With a modest budget of £15k we made some bold decisions to open the house front and back, to access as much light as possible by adding big windows.

After the initial window opening it was a priority to add green views wherever possible. On the side of the house we found a shade-loving creeper that quickly occupied the fence outside the kitchen and the side of the house. That transformed the view and the feeling in the kitchen and in the lower bedroom.

We landscaped the tiny backyard, with cobblestones arranged in an organic curve to lead the eye through the space and added a border with fruit trees fruit and garden furniture.

The extended deck was completely made of reclaimed Douglas fir timber flooring, found abandoned in an alleyway on the main road below. We got it free - never be afraid to ask! With this we were able to extend the front of the house into a full-length deck with a frame for a removable canopy for shade. There was space to grow tomatoes and have somewhere to sit in the morning sun and enjoy the view of back gardens’ borrowed landscape. We also created a useful storage for bins and bikes below.
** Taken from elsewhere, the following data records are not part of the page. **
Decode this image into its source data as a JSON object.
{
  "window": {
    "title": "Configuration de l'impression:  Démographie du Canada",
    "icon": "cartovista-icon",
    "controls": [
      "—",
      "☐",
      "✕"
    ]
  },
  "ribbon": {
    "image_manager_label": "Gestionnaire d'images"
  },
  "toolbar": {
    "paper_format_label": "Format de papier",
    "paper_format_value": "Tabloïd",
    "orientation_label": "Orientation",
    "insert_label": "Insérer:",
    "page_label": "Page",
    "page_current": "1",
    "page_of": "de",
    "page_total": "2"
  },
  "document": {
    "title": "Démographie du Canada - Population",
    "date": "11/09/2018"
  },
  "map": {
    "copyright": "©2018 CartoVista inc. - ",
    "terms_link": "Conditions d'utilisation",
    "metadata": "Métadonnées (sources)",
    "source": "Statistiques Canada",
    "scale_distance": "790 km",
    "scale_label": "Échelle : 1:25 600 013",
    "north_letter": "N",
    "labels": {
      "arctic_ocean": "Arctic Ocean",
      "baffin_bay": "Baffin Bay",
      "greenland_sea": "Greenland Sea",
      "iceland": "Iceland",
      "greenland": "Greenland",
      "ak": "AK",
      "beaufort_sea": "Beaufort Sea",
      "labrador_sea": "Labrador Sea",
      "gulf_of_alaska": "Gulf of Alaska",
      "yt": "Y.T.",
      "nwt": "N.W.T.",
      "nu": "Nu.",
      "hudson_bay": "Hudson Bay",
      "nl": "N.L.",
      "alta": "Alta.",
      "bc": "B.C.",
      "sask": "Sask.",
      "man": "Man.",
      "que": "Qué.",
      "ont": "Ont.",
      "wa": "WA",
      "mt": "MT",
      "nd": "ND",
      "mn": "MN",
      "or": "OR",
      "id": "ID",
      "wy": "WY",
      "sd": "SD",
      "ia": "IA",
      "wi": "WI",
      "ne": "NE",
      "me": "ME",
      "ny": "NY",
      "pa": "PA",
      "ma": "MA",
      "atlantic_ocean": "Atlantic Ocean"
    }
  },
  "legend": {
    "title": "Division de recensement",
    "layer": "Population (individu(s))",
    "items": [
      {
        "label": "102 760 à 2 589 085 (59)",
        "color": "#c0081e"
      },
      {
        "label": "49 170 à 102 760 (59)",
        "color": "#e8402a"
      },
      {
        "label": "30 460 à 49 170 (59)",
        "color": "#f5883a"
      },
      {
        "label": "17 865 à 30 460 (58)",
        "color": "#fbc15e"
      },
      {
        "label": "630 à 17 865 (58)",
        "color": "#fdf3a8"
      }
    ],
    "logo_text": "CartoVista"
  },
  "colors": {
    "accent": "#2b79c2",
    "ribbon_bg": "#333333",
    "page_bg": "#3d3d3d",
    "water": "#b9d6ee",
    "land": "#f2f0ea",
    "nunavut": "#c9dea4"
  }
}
The house was simply furnished with a mix of street finds and coveted special bits of classic furniture. An old armchair was rescued from a Starbucks revamp - I happened to be sitting on it when they came to replace it! An old post table from a derelict post office was refinished. Multiple abandoned street futon bases became perfect bed bases and inspired the day bed crash zone for the basement. Wooden pallets were turned into picture frames.